Lütfen üzerime düşlerini silkeleme,
Her sabah senin hayal kırıklarını süpürmek zoruda değilim!
Sürekli gitmekten bahsediyordun,
Sanırım birlikte bile değildik.
Çare ' sizim.
Uzayan sakallarım kadar, bakımsız.
Düşlerim derinleştiğinde yanağımdaki "Gamze'ler" göz yaşı dolacak kadar, savunmasız.
Birde senin nefret edişlerin yok mu? , vicdansız..
Ölüm, gözlerine giden taştan bir yol gibi..
Saatlerin tıkırtısı ve akrep-yelkovan ilişkisi meşrulaşırken,
Benim sana olan hasretim tam olarak kılı kırk yarıyordu..
Git ' tin. Yaptığım tüm hataları boğazıma dizdin. Neyi yudumlasam suskunluğunun acısı dökülüyor içime,
Kanıyorum. Bir yandan, Utanıyorum. Sonuna kadar haklı olmandan. Evet, seni anlıyorum,
Yüssüzleşiyorum. Engel olamıyorum cümlelerime. Farkında mısın? Seni özlüyorum..
Güç ' süzüm.
Yaprakları dökülmüş çınar kadar, çıplak.
Kalbim,göz yaşlarımla, ıslak.
Seni görmek, azraille tokalaşmak gibi..
Öyle çok özledim ki ah bilsen,
Bela gibi, musibet gibi bir anda gelsen..
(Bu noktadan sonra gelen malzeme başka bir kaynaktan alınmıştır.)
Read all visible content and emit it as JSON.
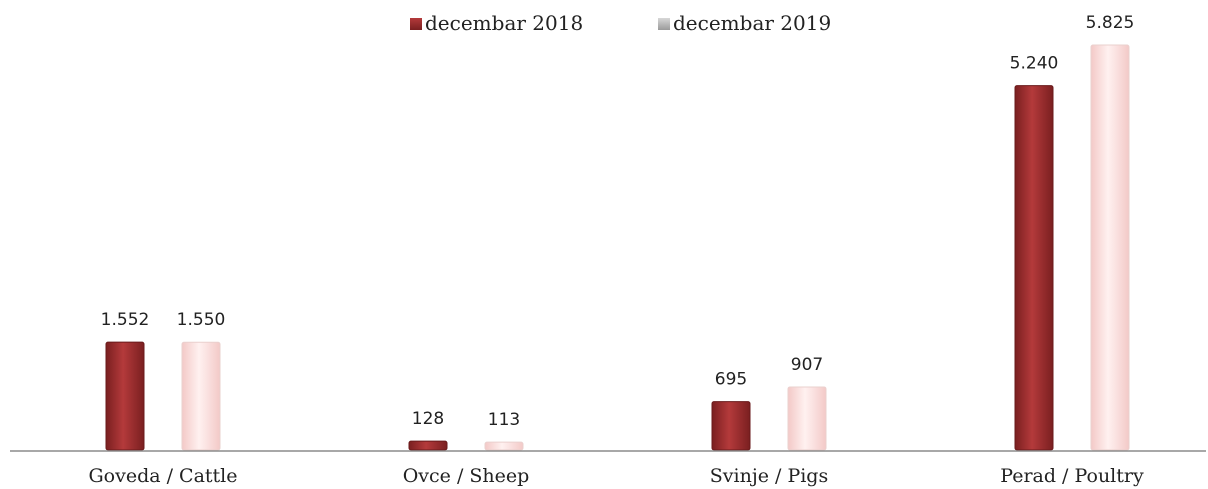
{
  "chart_data": {
    "type": "bar",
    "categories": [
      "Goveda / Cattle",
      "Ovce / Sheep",
      "Svinje / Pigs",
      "Perad / Poultry"
    ],
    "series": [
      {
        "name": "decembar 2018",
        "values": [
          1552,
          128,
          695,
          5240
        ],
        "value_labels": [
          "1.552",
          "128",
          "695",
          "5.240"
        ],
        "color": "#9e2a2b"
      },
      {
        "name": "decembar 2019",
        "values": [
          1550,
          113,
          907,
          5825
        ],
        "value_labels": [
          "1.550",
          "113",
          "907",
          "5.825"
        ],
        "color": "#f9dad8"
      }
    ],
    "ylim": [
      0,
      6000
    ],
    "grid": false,
    "legend_position": "top-center",
    "title": "",
    "xlabel": "",
    "ylabel": ""
  }
}
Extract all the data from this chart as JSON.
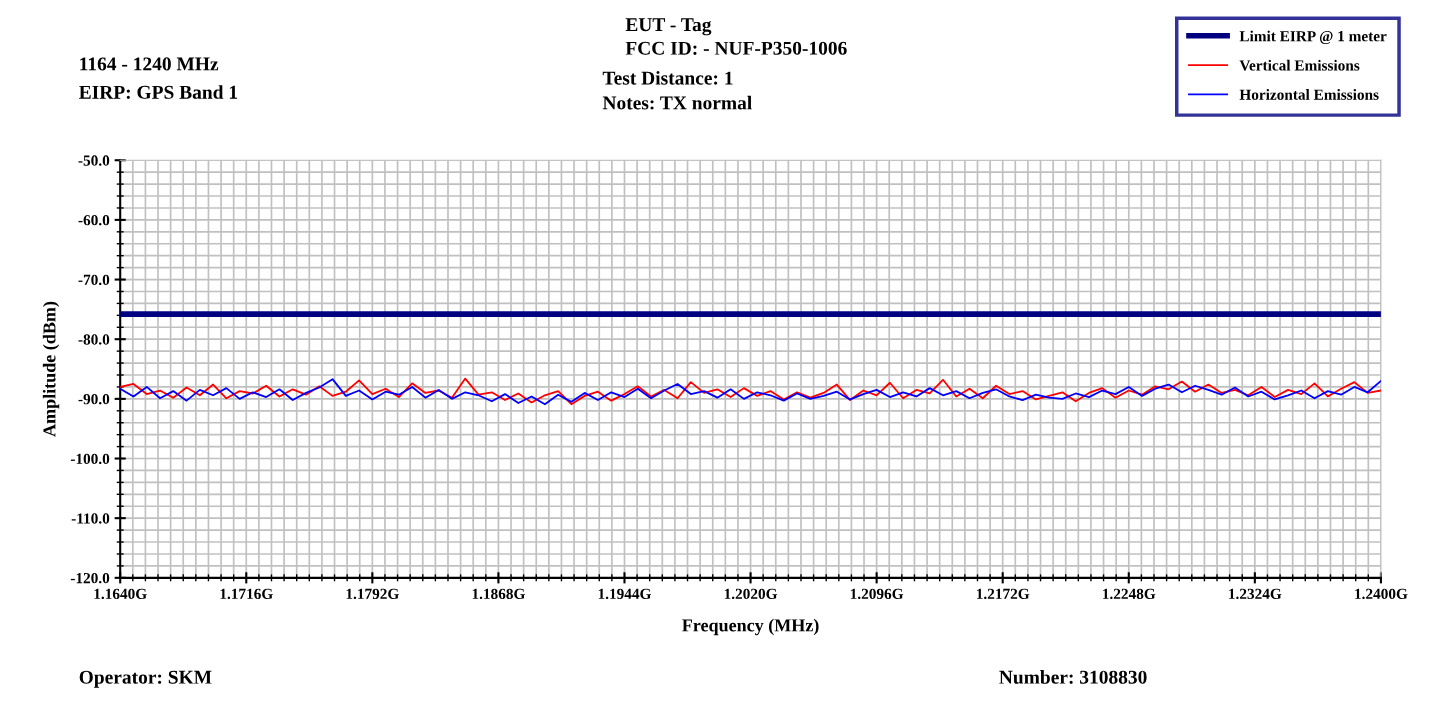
{
  "chart_data": {
    "type": "line",
    "title": "EUT - Tag",
    "subtitle": "FCC ID: - NUF-P350-1006",
    "xlabel": "Frequency (MHz)",
    "ylabel": "Amplitude (dBm)",
    "annotations": [
      "1164 - 1240 MHz",
      "EIRP: GPS Band 1",
      "Test Distance: 1",
      "Notes: TX normal",
      "Operator: SKM",
      "Number: 3108830"
    ],
    "x": [
      1.164,
      1.1648,
      1.1656,
      1.1664,
      1.1672,
      1.168,
      1.1688,
      1.1696,
      1.1704,
      1.1712,
      1.172,
      1.1728,
      1.1736,
      1.1744,
      1.1752,
      1.176,
      1.1768,
      1.1776,
      1.1784,
      1.1792,
      1.18,
      1.1808,
      1.1816,
      1.1824,
      1.1832,
      1.184,
      1.1848,
      1.1856,
      1.1864,
      1.1872,
      1.188,
      1.1888,
      1.1896,
      1.1904,
      1.1912,
      1.192,
      1.1928,
      1.1936,
      1.1944,
      1.1952,
      1.196,
      1.1968,
      1.1976,
      1.1984,
      1.1992,
      1.2,
      1.2008,
      1.2016,
      1.2024,
      1.2032,
      1.204,
      1.2048,
      1.2056,
      1.2064,
      1.2072,
      1.208,
      1.2088,
      1.2096,
      1.2104,
      1.2112,
      1.212,
      1.2128,
      1.2136,
      1.2144,
      1.2152,
      1.216,
      1.2168,
      1.2176,
      1.2184,
      1.2192,
      1.22,
      1.2208,
      1.2216,
      1.2224,
      1.2232,
      1.224,
      1.2248,
      1.2256,
      1.2264,
      1.2272,
      1.228,
      1.2288,
      1.2296,
      1.2304,
      1.2312,
      1.232,
      1.2328,
      1.2336,
      1.2344,
      1.2352,
      1.236,
      1.2368,
      1.2376,
      1.2384,
      1.2392,
      1.24
    ],
    "series": [
      {
        "name": "Limit EIRP @ 1 meter",
        "color": "#000080",
        "x": [
          1.164,
          1.24
        ],
        "values": [
          -75.8,
          -75.8
        ]
      },
      {
        "name": "Vertical Emissions",
        "color": "#ff0000",
        "values": [
          -88.0,
          -87.5,
          -89.2,
          -88.6,
          -89.8,
          -88.1,
          -89.4,
          -87.6,
          -89.9,
          -88.7,
          -89.1,
          -87.8,
          -89.6,
          -88.4,
          -89.3,
          -87.9,
          -89.5,
          -88.8,
          -86.9,
          -89.2,
          -88.3,
          -89.7,
          -87.4,
          -89.0,
          -88.6,
          -89.8,
          -86.6,
          -89.3,
          -88.9,
          -90.2,
          -89.1,
          -90.6,
          -89.4,
          -88.7,
          -90.9,
          -89.5,
          -88.8,
          -90.3,
          -89.2,
          -87.9,
          -89.6,
          -88.5,
          -89.9,
          -87.2,
          -89.0,
          -88.4,
          -89.7,
          -88.2,
          -89.5,
          -88.7,
          -90.1,
          -88.9,
          -89.8,
          -89.0,
          -87.6,
          -90.2,
          -88.6,
          -89.4,
          -87.3,
          -89.9,
          -88.5,
          -89.1,
          -86.8,
          -89.6,
          -88.3,
          -89.9,
          -87.8,
          -89.2,
          -88.7,
          -90.1,
          -89.5,
          -88.9,
          -90.4,
          -89.0,
          -88.2,
          -89.8,
          -88.6,
          -89.3,
          -87.9,
          -88.4,
          -87.1,
          -88.8,
          -87.6,
          -89.0,
          -88.5,
          -89.4,
          -88.0,
          -89.7,
          -88.5,
          -89.2,
          -87.4,
          -89.6,
          -88.3,
          -87.2,
          -89.0,
          -88.6
        ]
      },
      {
        "name": "Horizontal Emissions",
        "color": "#0000ff",
        "values": [
          -88.3,
          -89.6,
          -88.0,
          -89.9,
          -88.7,
          -90.3,
          -88.5,
          -89.4,
          -88.2,
          -90.0,
          -88.9,
          -89.7,
          -88.4,
          -90.2,
          -89.0,
          -88.1,
          -86.7,
          -89.5,
          -88.6,
          -90.1,
          -88.8,
          -89.3,
          -88.0,
          -89.8,
          -88.5,
          -90.0,
          -88.9,
          -89.4,
          -90.4,
          -89.2,
          -90.7,
          -89.6,
          -90.9,
          -89.3,
          -90.5,
          -89.0,
          -90.2,
          -88.9,
          -89.7,
          -88.3,
          -89.9,
          -88.6,
          -87.5,
          -89.2,
          -88.7,
          -89.8,
          -88.4,
          -90.0,
          -88.9,
          -89.4,
          -90.3,
          -89.1,
          -90.0,
          -89.5,
          -88.8,
          -90.1,
          -89.2,
          -88.5,
          -89.7,
          -88.9,
          -89.6,
          -88.2,
          -89.4,
          -88.7,
          -89.9,
          -89.0,
          -88.4,
          -89.6,
          -90.2,
          -89.3,
          -89.8,
          -90.0,
          -89.1,
          -89.7,
          -88.6,
          -89.2,
          -88.0,
          -89.5,
          -88.3,
          -87.6,
          -88.9,
          -87.8,
          -88.5,
          -89.3,
          -88.1,
          -89.6,
          -88.8,
          -90.1,
          -89.4,
          -88.6,
          -89.9,
          -88.7,
          -89.3,
          -88.0,
          -88.9,
          -87.0
        ]
      }
    ],
    "xlim": [
      1.164,
      1.24
    ],
    "xticks": [
      {
        "value": 1.164,
        "label": "1.1640G"
      },
      {
        "value": 1.1716,
        "label": "1.1716G"
      },
      {
        "value": 1.1792,
        "label": "1.1792G"
      },
      {
        "value": 1.1868,
        "label": "1.1868G"
      },
      {
        "value": 1.1944,
        "label": "1.1944G"
      },
      {
        "value": 1.202,
        "label": "1.2020G"
      },
      {
        "value": 1.2096,
        "label": "1.2096G"
      },
      {
        "value": 1.2172,
        "label": "1.2172G"
      },
      {
        "value": 1.2248,
        "label": "1.2248G"
      },
      {
        "value": 1.2324,
        "label": "1.2324G"
      },
      {
        "value": 1.24,
        "label": "1.2400G"
      }
    ],
    "ylim": [
      -120,
      -50
    ],
    "yticks": [
      {
        "value": -120,
        "label": "-120.0"
      },
      {
        "value": -110,
        "label": "-110.0"
      },
      {
        "value": -100,
        "label": "-100.0"
      },
      {
        "value": -90,
        "label": "-90.0"
      },
      {
        "value": -80,
        "label": "-80.0"
      },
      {
        "value": -70,
        "label": "-70.0"
      },
      {
        "value": -60,
        "label": "-60.0"
      },
      {
        "value": -50,
        "label": "-50.0"
      }
    ],
    "grid": true,
    "legend": "top right",
    "marker": "none",
    "line_style": "solid"
  }
}
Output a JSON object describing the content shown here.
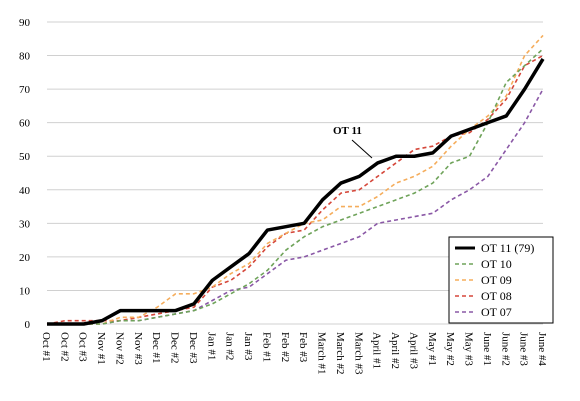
{
  "chart_data": {
    "type": "line",
    "categories": [
      "Oct #1",
      "Oct #2",
      "Oct #3",
      "Nov #1",
      "Nov #2",
      "Nov #3",
      "Dec #1",
      "Dec #2",
      "Dec #3",
      "Jan #1",
      "Jan #2",
      "Jan #3",
      "Feb #1",
      "Feb #2",
      "Feb #3",
      "March #1",
      "March #2",
      "March #3",
      "April #1",
      "April #2",
      "April #3",
      "May #1",
      "May #2",
      "May #3",
      "June #1",
      "June #2",
      "June #3",
      "June #4"
    ],
    "series": [
      {
        "name": "OT 11 (79)",
        "color": "#000000",
        "dashed": false,
        "values": [
          0,
          0,
          0,
          1,
          4,
          4,
          4,
          4,
          6,
          13,
          17,
          21,
          28,
          29,
          30,
          37,
          42,
          44,
          48,
          50,
          50,
          51,
          56,
          58,
          60,
          62,
          70,
          79
        ]
      },
      {
        "name": "OT 10",
        "color": "#6fa35a",
        "dashed": true,
        "values": [
          0,
          0,
          0,
          0,
          1,
          1,
          2,
          3,
          4,
          6,
          9,
          12,
          16,
          22,
          26,
          29,
          31,
          33,
          35,
          37,
          39,
          42,
          48,
          50,
          60,
          72,
          77,
          82
        ]
      },
      {
        "name": "OT 09",
        "color": "#f5ad5c",
        "dashed": true,
        "values": [
          0,
          0,
          0,
          0,
          2,
          2,
          5,
          9,
          9,
          11,
          15,
          18,
          24,
          27,
          30,
          31,
          35,
          35,
          38,
          42,
          44,
          47,
          53,
          58,
          62,
          68,
          80,
          86
        ]
      },
      {
        "name": "OT 08",
        "color": "#d5473a",
        "dashed": true,
        "values": [
          0,
          1,
          1,
          1,
          1,
          2,
          3,
          4,
          5,
          11,
          13,
          17,
          23,
          27,
          28,
          34,
          39,
          40,
          44,
          48,
          52,
          53,
          56,
          57,
          61,
          67,
          77,
          80
        ]
      },
      {
        "name": "OT 07",
        "color": "#8a58a6",
        "dashed": true,
        "values": [
          0,
          0,
          0,
          0,
          1,
          1,
          2,
          3,
          4,
          7,
          10,
          11,
          15,
          19,
          20,
          22,
          24,
          26,
          30,
          31,
          32,
          33,
          37,
          40,
          44,
          52,
          60,
          70
        ]
      }
    ],
    "annotation": "OT 11",
    "ylim": [
      0,
      90
    ],
    "yticks": [
      0,
      10,
      20,
      30,
      40,
      50,
      60,
      70,
      80,
      90
    ],
    "grid": true,
    "legend": "lower right"
  }
}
Bundan sonra "kader" değil imanın şartları bir araya gelse,
Sen batısın, ben doğu..
Bir bilinmeyenliğin denkleminde hiç bilinmeyenli düşler kuruyorduk.
Sen ve ben bir oluyor götürüyorduk birbirimizi.
Hiç kalıyordu geriye ve saçma sapan rakamlar.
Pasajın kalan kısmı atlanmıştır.